今日もやっぱり絶賛原稿中の我鳥でございますが、皆様いかがお過ごしでしょうか。

本日は11月22日、『いい夫婦の日』ということで!
ちょっくらネタが浮かんだので、ときめきミニ小説を書いてみました。
花蓮&陛下、鳴鳴&理央のお話です。
よろしければ読んでみてくださいませ~!happy01

 

 

 

shine ときめきは熱いささやきに浮かされて! shine

 

 ここは麗鋒国の京師、景遥。
 都の北に位置する宮城の一角、龍尾宮――いわゆる後宮には、皇帝陛下の寵愛篤い妃・淑花蓮が、今日もご機嫌にむふむふのほほんと暮らしている。
「おお、花蓮! 今日もぷりぷりに血色が良くて何よりだな。その桃色の頬を見ると、頬ずりしたくてたまらなくなるぞ」
 黙って立っていれば超一級品のヴィジュアルを誇る煌星皇帝・鋒天綸が、今日もご機嫌に後宮へ渡ってきて、にやけ顔で花蓮の頬に手を伸ばす。が、花蓮は顔をしかめて天綸の手を払った。
「陛下――。顔を出すなり開口一番、変態発言をかますのはやめてもらえますか」
「誰が変態だ! 寵妃の愛らしい顔を見て、愛でたくならない男がいるというなら、ここへ連れて来い! いや、ここは私の後宮だ。
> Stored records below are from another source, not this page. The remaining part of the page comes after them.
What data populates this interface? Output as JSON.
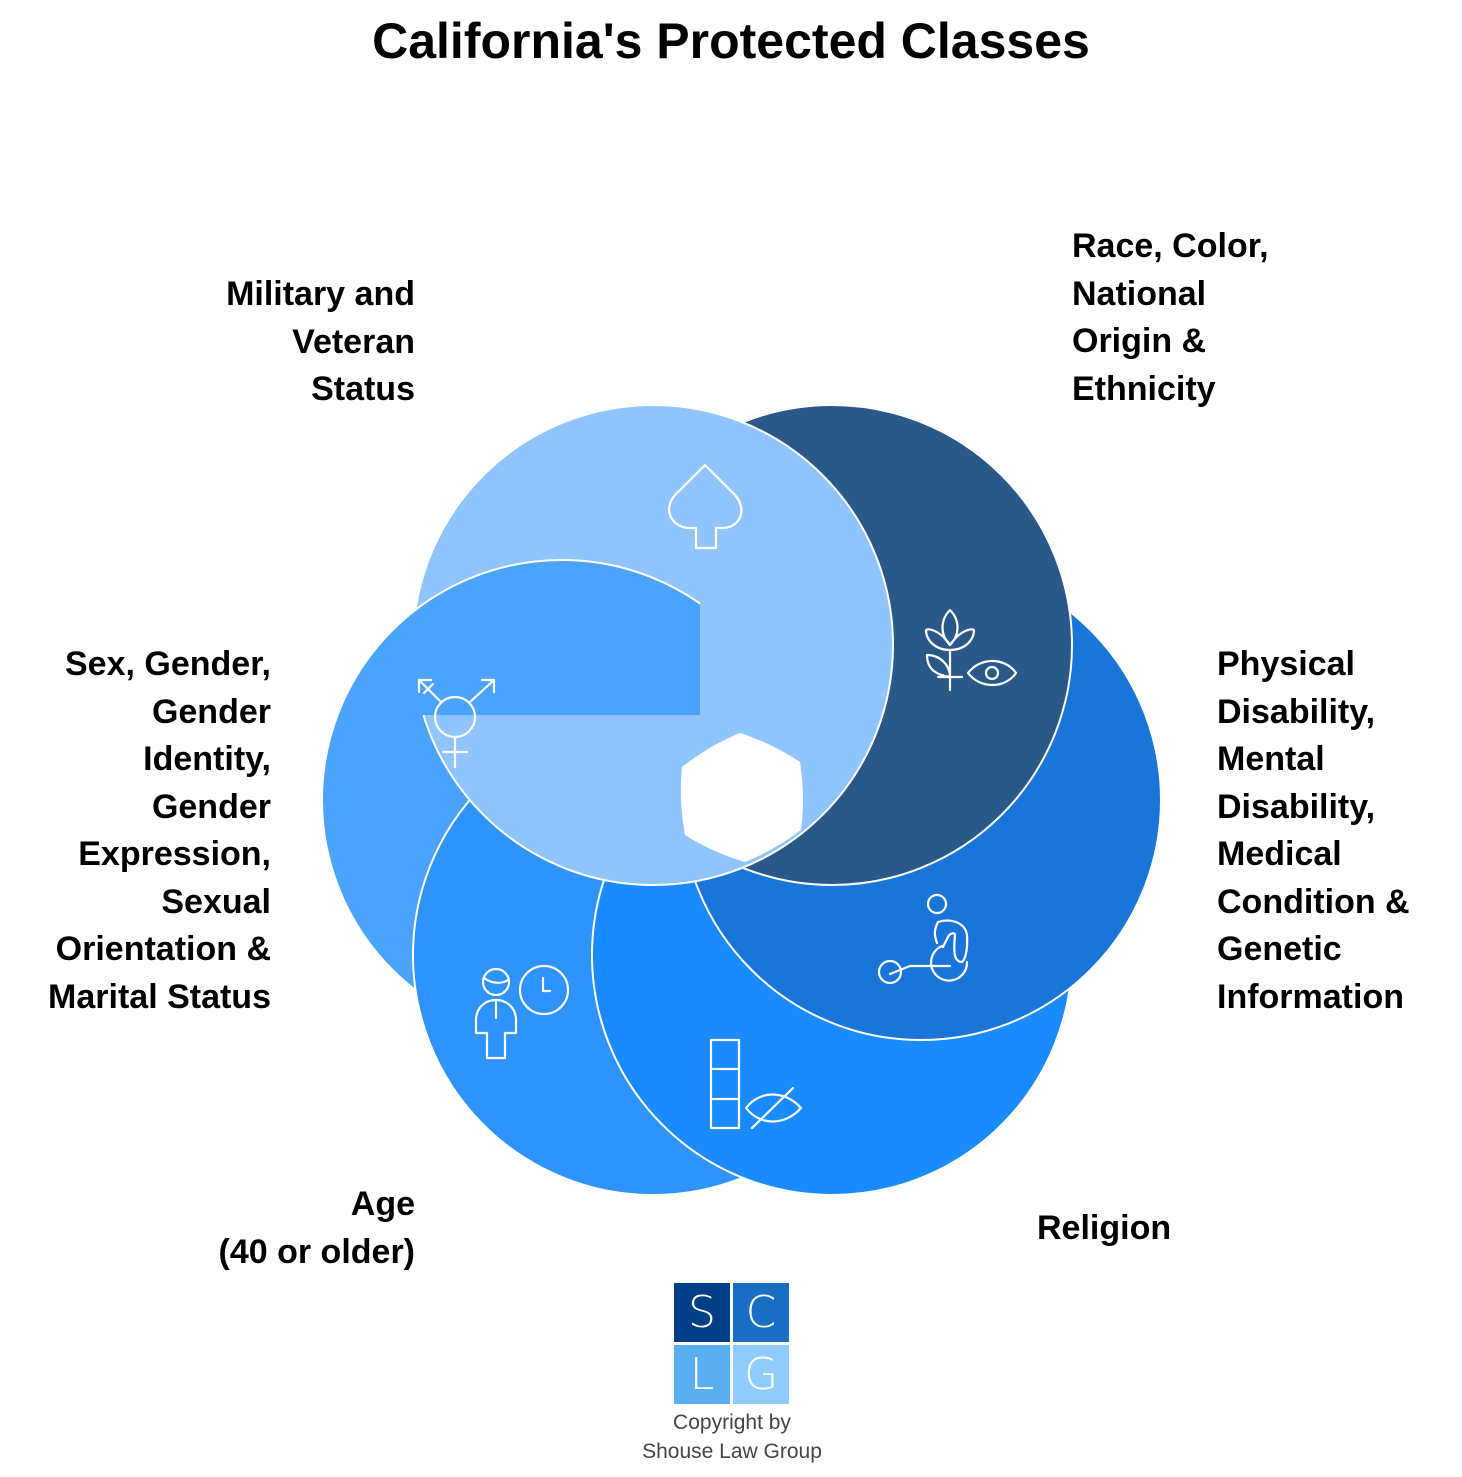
{
  "title": "California's Protected Classes",
  "classes": [
    {
      "id": "military",
      "lines": [
        "Military and",
        "Veteran",
        "Status"
      ],
      "color": "#90C4FC",
      "icon": "spade-shield-icon"
    },
    {
      "id": "race",
      "lines": [
        "Race, Color,",
        "National",
        "Origin &",
        "Ethnicity"
      ],
      "color": "#2A5889",
      "icon": "plant-eye-icon"
    },
    {
      "id": "disability",
      "lines": [
        "Physical",
        "Disability,",
        "Mental",
        "Disability,",
        "Medical",
        "Condition &",
        "Genetic",
        "Information"
      ],
      "color": "#1976D8",
      "icon": "wheelchair-icon"
    },
    {
      "id": "religion",
      "lines": [
        "Religion"
      ],
      "color": "#1A8AFF",
      "icon": "religion-eye-slash-icon"
    },
    {
      "id": "age",
      "lines": [
        "Age",
        "(40 or older)"
      ],
      "color": "#2E94FB",
      "icon": "person-clock-icon"
    },
    {
      "id": "sex",
      "lines": [
        "Sex, Gender,",
        "Gender",
        "Identity,",
        "Gender",
        "Expression,",
        "Sexual",
        "Orientation &",
        "Marital Status"
      ],
      "color": "#4BA3FB",
      "icon": "transgender-symbol-icon"
    }
  ],
  "logo": {
    "letters": [
      "S",
      "C",
      "L",
      "G"
    ],
    "colors": [
      "#003F87",
      "#1A6FC4",
      "#59AEF0",
      "#8FCCFB"
    ]
  },
  "copyright": [
    "Copyright by",
    "Shouse Law Group"
  ]
}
私とおまえの愛の巣だからな、どこの馬の骨ともわからぬ男など入れるわけにはゆかぬ。連れてくるなら別の場所だ。そうだ、書を捨て城市へ出よう。デートをしよう」
「何を訳のわからないこと言ってるんですか、もう……」
 ぶつぶつ文句を言いながらも、花蓮は天綸の膝の上に載せられてしまっている。それを見て、鳴鳴は反射的に箒に手を伸ばしそうになったが、
 ――あ、もう必要ないんだった。
 花蓮が先頃、名実共に天綸の『寵妃』になったのだという事実を思い出し、ぴくりと動いた右腕を左手で押さえる。
 お嬢様と陛下は夫婦になったんだから、いちゃいちゃしたっていいのよ。わたしが邪魔しちゃいけないのよ――。
 胸の中でそう自分に言い聞かせながらも、寂しい気持ちになって部屋を出てゆこうとした時――天綸の膝の上で花蓮が大きな声を上げた。
「えっ、宰相様が倒れた!?」
 それを聞き、鳴鳴も驚いて振り返る。
「本当ですか? あ、あの、宰相様、どうなさったんですか」
 口から出た声が、自分でもびっくりするくらいに震えていた。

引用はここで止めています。